ELT Pipeline for Brazilian E-Commerce Analytics (2016-2018)
This project implements an ELT pipeline that extracts, loads, and transforms e-commerce data to support revenue and delivery performance analysis for a Latin American e-commerce platform (2016–2018).
- Problem Statement
- Dataset Description
- Modeling Approach
- Evaluation Metrics
- Results
- How to Run
- Architecture Diagram
- Project Structure
- Technologies Used
A major Latin American e-commerce platform needs to understand their business performance across two critical dimensions:
- Monthly revenue trends across 2016-2018
- Top 10 revenue-generating product categories and their order volumes
- Bottom 10 revenue-generating categories for optimization opportunities
- Revenue distribution by state to identify regional performance
- Delivery time accuracy: Difference between estimated and actual delivery dates
- Monthly delivery performance trends (real vs. estimated delivery times)

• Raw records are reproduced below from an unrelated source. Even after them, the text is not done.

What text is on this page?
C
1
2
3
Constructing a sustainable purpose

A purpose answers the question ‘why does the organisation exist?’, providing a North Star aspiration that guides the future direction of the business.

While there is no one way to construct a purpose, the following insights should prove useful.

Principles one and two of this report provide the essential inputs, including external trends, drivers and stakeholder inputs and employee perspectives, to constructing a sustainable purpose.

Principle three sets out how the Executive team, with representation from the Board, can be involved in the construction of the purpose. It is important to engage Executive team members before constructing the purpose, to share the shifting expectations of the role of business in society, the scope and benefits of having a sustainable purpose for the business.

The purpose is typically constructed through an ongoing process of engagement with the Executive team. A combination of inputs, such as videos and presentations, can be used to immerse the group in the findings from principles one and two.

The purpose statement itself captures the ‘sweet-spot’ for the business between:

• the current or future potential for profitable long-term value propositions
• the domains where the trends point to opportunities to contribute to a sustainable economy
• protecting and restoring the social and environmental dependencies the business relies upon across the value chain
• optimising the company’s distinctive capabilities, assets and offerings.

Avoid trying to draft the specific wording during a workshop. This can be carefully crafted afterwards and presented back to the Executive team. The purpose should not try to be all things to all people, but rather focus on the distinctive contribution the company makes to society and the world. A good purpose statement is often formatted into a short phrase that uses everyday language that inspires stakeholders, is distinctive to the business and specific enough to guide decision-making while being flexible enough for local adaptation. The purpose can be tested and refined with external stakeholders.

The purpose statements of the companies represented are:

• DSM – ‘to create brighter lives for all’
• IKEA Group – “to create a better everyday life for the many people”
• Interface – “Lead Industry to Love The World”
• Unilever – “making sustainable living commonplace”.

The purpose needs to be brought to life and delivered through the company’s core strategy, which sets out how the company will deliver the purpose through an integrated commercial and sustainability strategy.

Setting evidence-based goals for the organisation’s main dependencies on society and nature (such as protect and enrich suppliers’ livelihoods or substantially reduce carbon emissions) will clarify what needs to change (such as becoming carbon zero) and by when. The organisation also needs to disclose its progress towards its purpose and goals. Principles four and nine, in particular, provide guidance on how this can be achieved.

- State-level delivery efficiency metrics
- Impact of public holidays on order volumes and delivery patterns
- Freight value vs. product weight correlation analysis
The solution requires building a reusable ELT (Extract, Load, Transform) pipeline that can be executed periodically to generate these insights.
A Brazilian e-commerce public dataset containing 100,000 anonymized orders from 2016-2018. The dataset includes:
- 99,441 orders with status, timestamps, and delivery information
- 112,650 order items with product details and shipping information
- 103,886 payment records with payment methods and values
- 99,224 customer reviews with ratings and comments
- 32,951 products with categories, dimensions, and weights
- 99,441 customers with geographic information
- 3,095 sellers with location data
- 1,000,163 geolocation records for mapping
- 71 product categories with Portuguese-to-English translations
Key Tables:
olist_orders: Order lifecycle timestamps and statusolist_order_items: Product details per orderolist_order_payments: Payment informationolist_products: Product catalog with categoriesolist_customers: Customer geographic dataolist_sellers: Seller informationproduct_category_name_translation: Category translations
- Source: date.nager.at API
- Data: Brazil's public holidays for 2017
- Purpose: Correlate holiday periods with order volumes and delivery performance
See images/data_schema.png for the complete database schema visualization.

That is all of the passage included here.